Stylistically, Östlund borrows a lot from Haneke's clinical frames and sense of sparse location. The hotel is an impersonal space of corridors and balconies. Nature appears as a frightening setting of danger, but also as landscape domesticized by the tourist industry. The snow, the avalanches and the slopes are all seen as factors to be handled and controlled. And the whole thing is punctuated with a few bursts of music - by Vivaldi.

The flaws of the film can be derived from the director's attempt to add some dramatic frills to the basic outline. A few extra characters are thrown into the story, along with an extra catastrophy and an end that leaves one with rather counter-productive questions.

Wall Street (1987)

Re-watching Wall street made me reflect not so much on greed as on desperation and insecurity. Gordon Gekko is of course what this movie is famous for but what grabbed my attention was the young broker, trying to make it in the world of stock gambling.
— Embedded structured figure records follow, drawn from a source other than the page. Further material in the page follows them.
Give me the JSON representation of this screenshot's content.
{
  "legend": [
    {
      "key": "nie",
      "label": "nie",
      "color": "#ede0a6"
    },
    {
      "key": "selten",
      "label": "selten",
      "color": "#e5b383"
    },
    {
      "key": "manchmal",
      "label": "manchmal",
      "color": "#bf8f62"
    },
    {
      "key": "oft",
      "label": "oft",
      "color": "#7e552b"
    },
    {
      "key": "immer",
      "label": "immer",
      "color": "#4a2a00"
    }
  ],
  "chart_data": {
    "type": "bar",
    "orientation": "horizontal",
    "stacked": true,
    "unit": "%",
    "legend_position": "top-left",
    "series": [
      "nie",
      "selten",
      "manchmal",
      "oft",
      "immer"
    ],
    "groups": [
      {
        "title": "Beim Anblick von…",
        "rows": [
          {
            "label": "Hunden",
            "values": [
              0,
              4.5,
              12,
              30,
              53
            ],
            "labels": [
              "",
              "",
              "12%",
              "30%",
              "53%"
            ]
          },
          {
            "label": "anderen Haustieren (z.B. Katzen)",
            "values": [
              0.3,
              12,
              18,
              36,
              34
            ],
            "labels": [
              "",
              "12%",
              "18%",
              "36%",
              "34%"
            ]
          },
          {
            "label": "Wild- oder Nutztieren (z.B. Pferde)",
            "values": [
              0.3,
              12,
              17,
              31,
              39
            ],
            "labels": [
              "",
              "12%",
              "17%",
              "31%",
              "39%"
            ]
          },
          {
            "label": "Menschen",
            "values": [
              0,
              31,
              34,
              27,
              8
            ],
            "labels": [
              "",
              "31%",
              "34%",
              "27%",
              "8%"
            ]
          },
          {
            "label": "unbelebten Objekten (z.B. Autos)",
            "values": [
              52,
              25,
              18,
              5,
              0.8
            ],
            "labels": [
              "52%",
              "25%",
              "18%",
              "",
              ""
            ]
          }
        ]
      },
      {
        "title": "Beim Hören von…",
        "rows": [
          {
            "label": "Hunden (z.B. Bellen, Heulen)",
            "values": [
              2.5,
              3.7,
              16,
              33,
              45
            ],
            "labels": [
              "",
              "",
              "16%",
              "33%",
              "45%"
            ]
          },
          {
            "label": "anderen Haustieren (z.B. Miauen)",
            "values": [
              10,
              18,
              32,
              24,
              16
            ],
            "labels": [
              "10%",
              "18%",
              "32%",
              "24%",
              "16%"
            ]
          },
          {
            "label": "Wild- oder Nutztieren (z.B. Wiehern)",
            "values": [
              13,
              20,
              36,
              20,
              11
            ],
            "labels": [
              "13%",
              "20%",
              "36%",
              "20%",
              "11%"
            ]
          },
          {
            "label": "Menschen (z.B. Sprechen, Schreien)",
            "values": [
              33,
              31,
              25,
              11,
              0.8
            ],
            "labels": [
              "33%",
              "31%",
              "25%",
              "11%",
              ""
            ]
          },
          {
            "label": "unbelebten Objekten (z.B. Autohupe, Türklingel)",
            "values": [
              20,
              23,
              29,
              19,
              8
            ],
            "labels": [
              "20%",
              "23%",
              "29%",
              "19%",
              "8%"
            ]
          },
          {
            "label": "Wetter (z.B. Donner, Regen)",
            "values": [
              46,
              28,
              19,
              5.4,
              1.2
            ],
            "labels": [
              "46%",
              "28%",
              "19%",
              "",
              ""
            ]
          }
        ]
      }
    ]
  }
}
For me, what was moving about the film is the relation between the increasingly successful and increasingly rich broker and his working-class dad, an aircraft mechanic and a union man. The film digs into the self-deception involved in much social mobility and even though it hardly does so subtly, there is some real tension between these characters that I found much more interesting than the steely mannerisms of Michael Douglas. I come to think of Laurent Cantet's marvellous class struggle movie Resources Humaine and the way the hurt  of class differences is brought out there. The focus of Wall street may lie elsewhere (profit-hunting gamblers on the stock market) than on class analysis, but that aspect is still there.